OK, I'm waiting for 2 withdrawals, hope to get something before year end when my tax bill needs to be paid.
However, leaving that aside, let me tell you of something that happened to me in the early '80's
... at the time I was a hardware engineer at IBM looking after big mainframes. One Friday we got a call to a major UK bank who had lost one side of one of their mainframes - it couldn't be fixed there and then and the part needed wasn't in country.
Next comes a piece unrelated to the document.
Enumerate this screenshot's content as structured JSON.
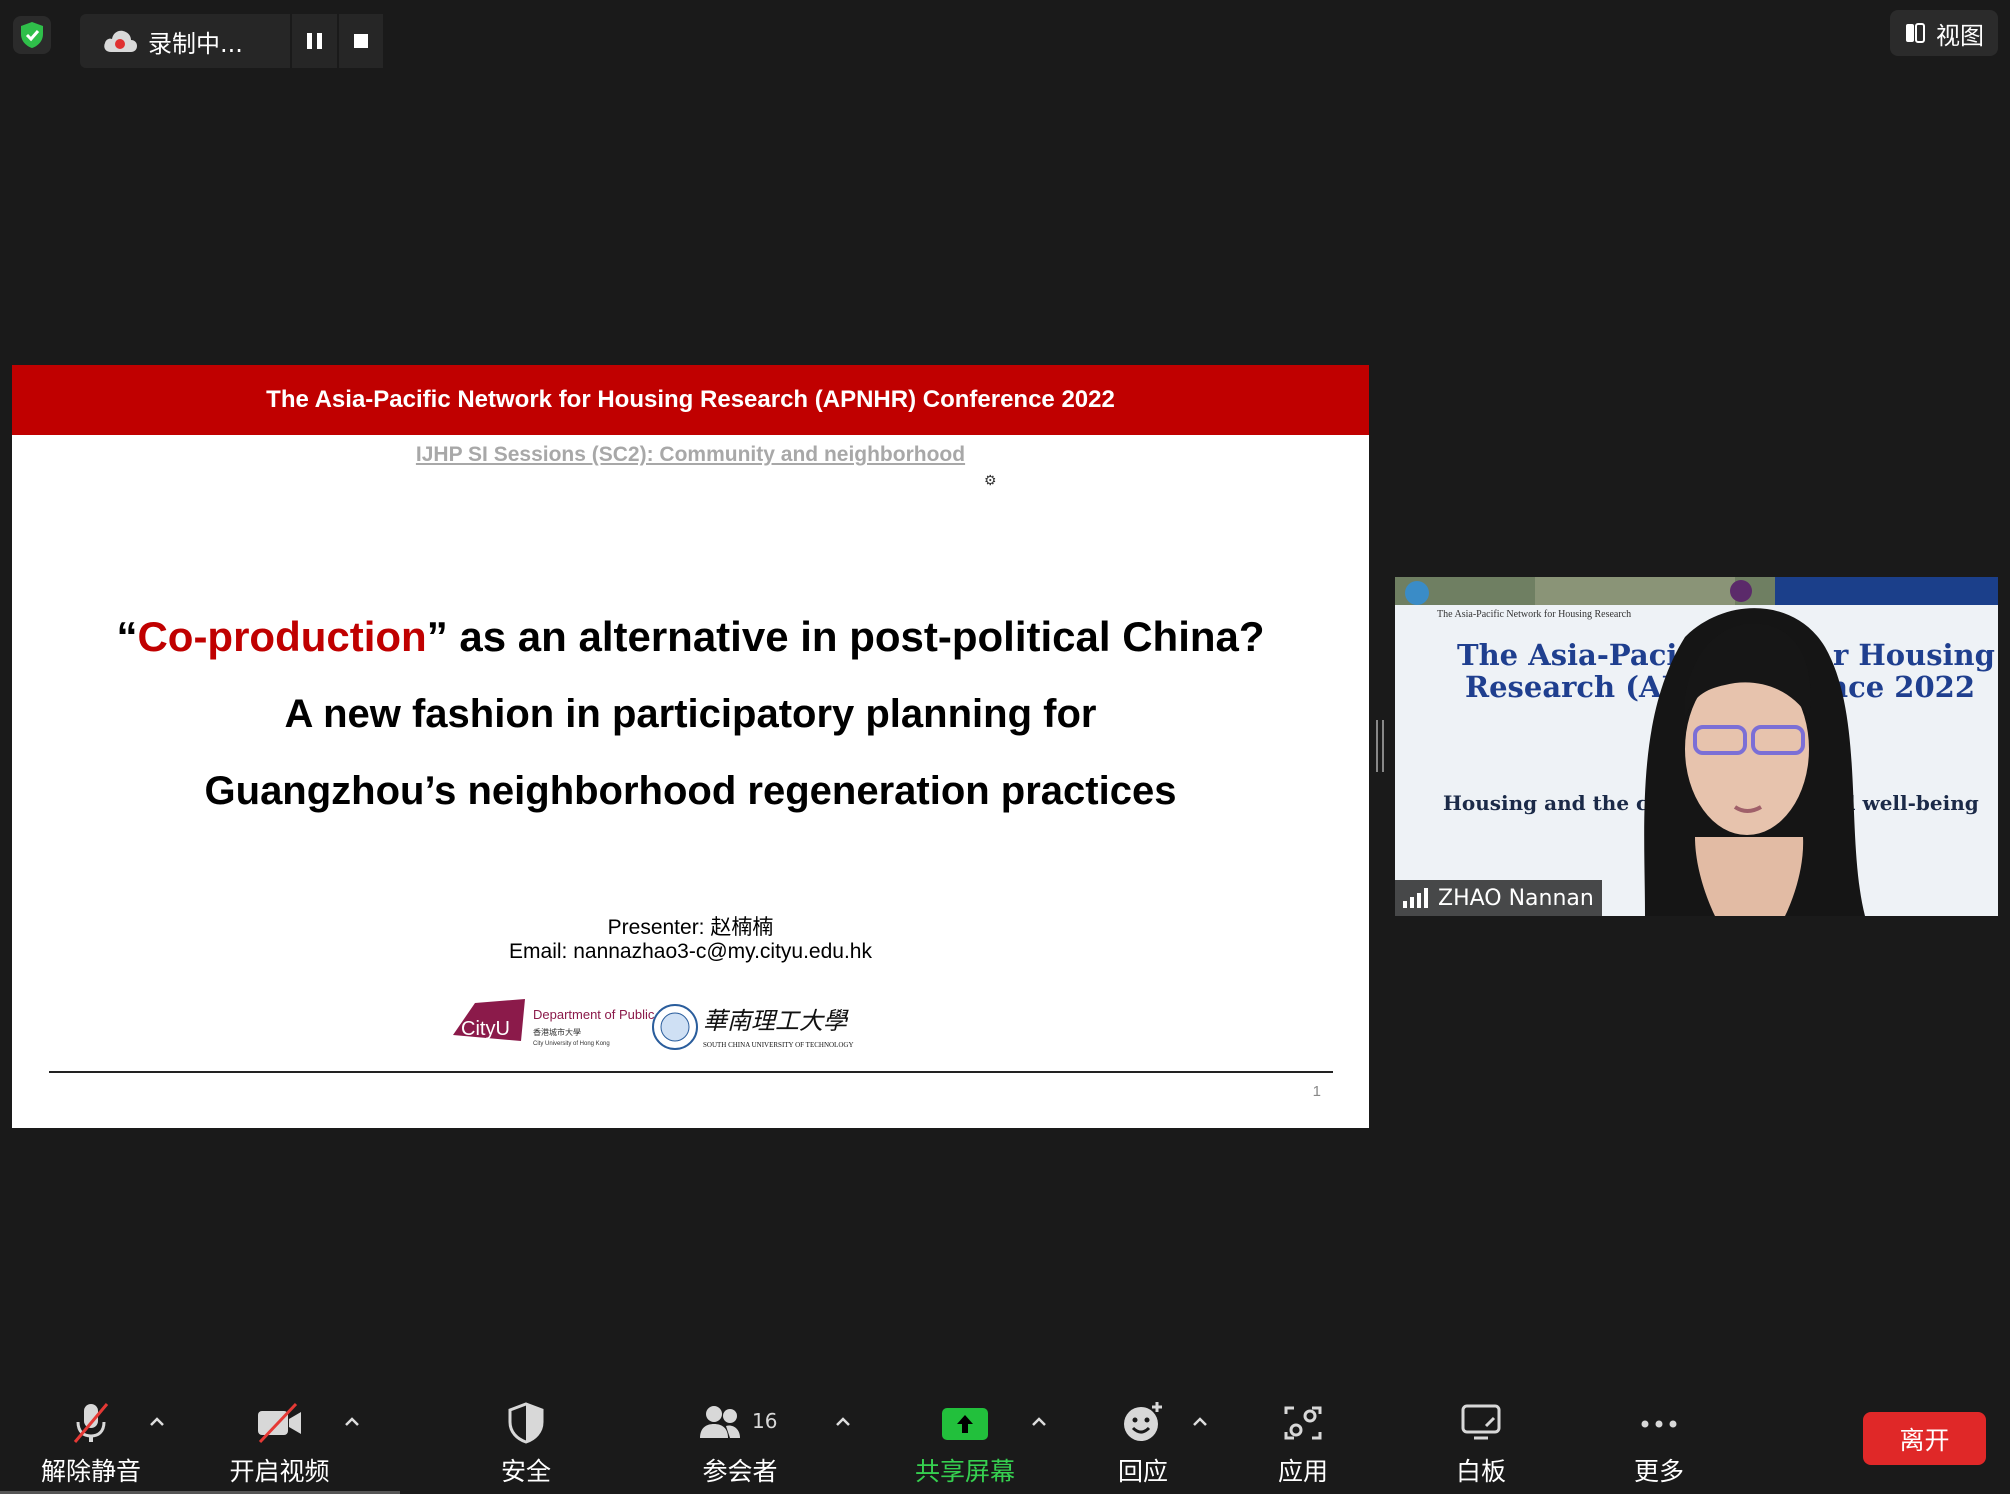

Fastest the part could be obtained, from Montpellier, was sometime late the following day (Saturday).
Before we could go ahead and order, set up support and arrange for an engineer on site, the duty Ops Mgr at the bank had to get approval to write off £9.3 million since the funds residing on this system could not now be assigned to an overnight deposit account - the £9.3M was the interest that would now be lost!!
So, how does this relate to MA? I reckon that real money associated with in-game liabilities has been transferred from the 'dynamic' daily account (let's call it) to their 'static' real-money account where it gets real interest.
There it sits for a month at least, gains interest which feeds back into MA funds - then it gets released to you.
I'm a freelancer in real life and I get paid on a variety of terms, the shortest of which is 30 days after submitting an invoice, which sometimes drifts to 50 or 60 days and i have a big enough buffer not to worry if this happens - it's all part of the (accepted) finance game, make money where you can - simples.
Of course they could do an immediate SWIFT or SEPA transfer, but why do that when they can a month's interest first?